Auf der anderen Seite war sie aber zu einer der wichtigsten Personen in seinem Leben geworden, und er konnte sich nicht vorstellen, sie wieder zu verlieren. Sie hatte sich die Mühe gemacht, hinter seine Fassade zu blicken und ihn näher kennenzulernen, und das war mehr, als die meisten Menschen, denen er bisher begegnet war, für ihn getan hatten. Zum Teil war es vielleicht auch das, worin er sich verliebt hatte.

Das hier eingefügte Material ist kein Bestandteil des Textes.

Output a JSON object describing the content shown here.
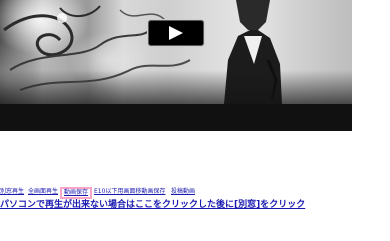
{
  "player": {
    "play_label": "play"
  },
  "links": [
    {
      "label": "別窓再生"
    },
    {
      "label": "全画面再生"
    },
    {
      "label": "動画保存"
    },
    {
      "label": "E10以下用画面移動画保存"
    },
    {
      "label": "投稿動画"
    }
  ],
  "notice": "パソコンで再生が出来ない場合はここをクリックした後に[別窓]をクリック",
  "colors": {
    "link": "#1a1ab0",
    "highlight_border": "#f8a5c8",
    "player_background": "#111111"
  },
  "icons": {
    "play": "play-icon"
  }
}
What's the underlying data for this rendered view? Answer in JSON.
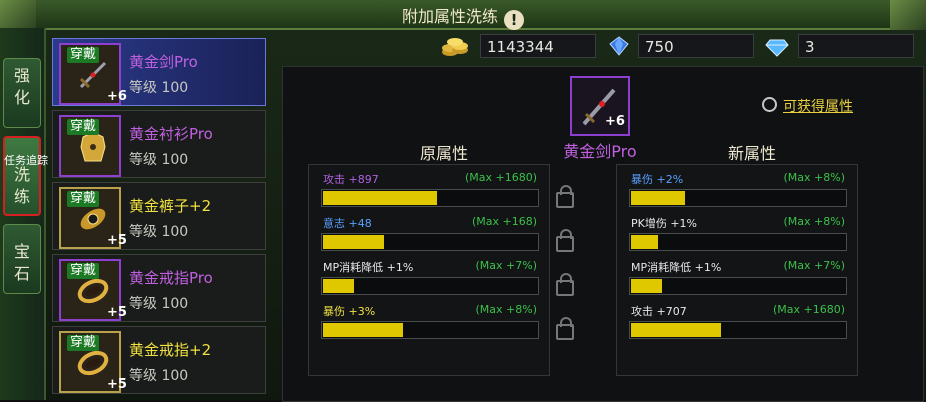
{
  "window": {
    "title": "附加属性洗练"
  },
  "side_tabs": [
    {
      "label": "强化",
      "active": false
    },
    {
      "label": "洗练",
      "active": true
    },
    {
      "label": "宝石",
      "active": false
    }
  ],
  "side_overlay_text": "任务追踪",
  "items": [
    {
      "badge": "穿戴",
      "name": "黄金剑Pro",
      "level": "等级 100",
      "plus": "+6",
      "name_color": "#c060e0",
      "icon": "sword-icon",
      "selected": true
    },
    {
      "badge": "穿戴",
      "name": "黄金衬衫Pro",
      "level": "等级 100",
      "plus": "",
      "name_color": "#c060e0",
      "icon": "armor-icon",
      "selected": false
    },
    {
      "badge": "穿戴",
      "name": "黄金裤子+2",
      "level": "等级 100",
      "plus": "+5",
      "name_color": "#f0e040",
      "icon": "pants-icon",
      "selected": false
    },
    {
      "badge": "穿戴",
      "name": "黄金戒指Pro",
      "level": "等级 100",
      "plus": "+5",
      "name_color": "#c060e0",
      "icon": "ring-icon",
      "selected": false
    },
    {
      "badge": "穿戴",
      "name": "黄金戒指+2",
      "level": "等级 100",
      "plus": "+5",
      "name_color": "#f0e040",
      "icon": "ring-icon",
      "selected": false
    }
  ],
  "currency": {
    "gold": {
      "icon": "gold-coins-icon",
      "value": "1143344"
    },
    "crystal": {
      "icon": "crystal-icon",
      "value": "750"
    },
    "diamond": {
      "icon": "diamond-icon",
      "value": "3"
    }
  },
  "selected_item": {
    "name": "黄金剑Pro",
    "plus": "+6",
    "icon": "sword-icon"
  },
  "obtain_link": "可获得属性",
  "original": {
    "heading": "原属性",
    "rows": [
      {
        "label": "攻击 +897",
        "max": "(Max +1680)",
        "fraction": 0.534,
        "color": "#b060e0"
      },
      {
        "label": "意志 +48",
        "max": "(Max +168)",
        "fraction": 0.286,
        "color": "#5aa0ff"
      },
      {
        "label": "MP消耗降低 +1%",
        "max": "(Max +7%)",
        "fraction": 0.143,
        "color": "#e8e8e8"
      },
      {
        "label": "暴伤 +3%",
        "max": "(Max +8%)",
        "fraction": 0.375,
        "color": "#f0e040"
      }
    ]
  },
  "new": {
    "heading": "新属性",
    "rows": [
      {
        "label": "暴伤 +2%",
        "max": "(Max +8%)",
        "fraction": 0.25,
        "color": "#5aa0ff"
      },
      {
        "label": "PK增伤 +1%",
        "max": "(Max +8%)",
        "fraction": 0.125,
        "color": "#e8e8e8"
      },
      {
        "label": "MP消耗降低 +1%",
        "max": "(Max +7%)",
        "fraction": 0.143,
        "color": "#e8e8e8"
      },
      {
        "label": "攻击 +707",
        "max": "(Max +1680)",
        "fraction": 0.421,
        "color": "#e8e8e8"
      }
    ]
  }
}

Aber nun spürte er deutlich, dass ihre Bereitschaft, sich mit ihm auseinanderzusetzen, nachließ. Sie stellte fast keine Fragen mehr, und er war sich sicher, dass sie ihm in einigen Gesprächsthemen ausweichen würde. Sie hatte ihre Unbefangenheit verloren. Ihr Verhältnis zueinander war irgendwie in eine Sackgasse geraten, und nun sah er der Gefahr ins Auge, alles zu verlieren. Er wusste, wenn die Dinge so weiterliefen, würde sie bald den Kontakt ganz abbrechen, und dieser Gedanke war ihm am unerträglichsten von allen. Er war heftig verliebt in sie und es war seine Natur, das Unmögliche zu hoffen so lange es irgendwie ging. Aber er musste endlich begreifen, dass sie nie Schmetterlinge im Bauch für ihn empfinden würde, und so sehr ihn das schmerzte, wusste er genau, dass es selbstsüchtig war, an seiner Verliebtheit festzuhalten. Diese Frau zu lieben musste für ihn bedeuten, sie freizulassen.

Und an diesem Morgen, an dem er unter Tränen das, was die Liebe seines Lebens hätte werden können, einsam zu Grabe trug, fand er seinen einzigen Trost in der Hoffnung, dadurch eine Freundschaft gerettet zu haben.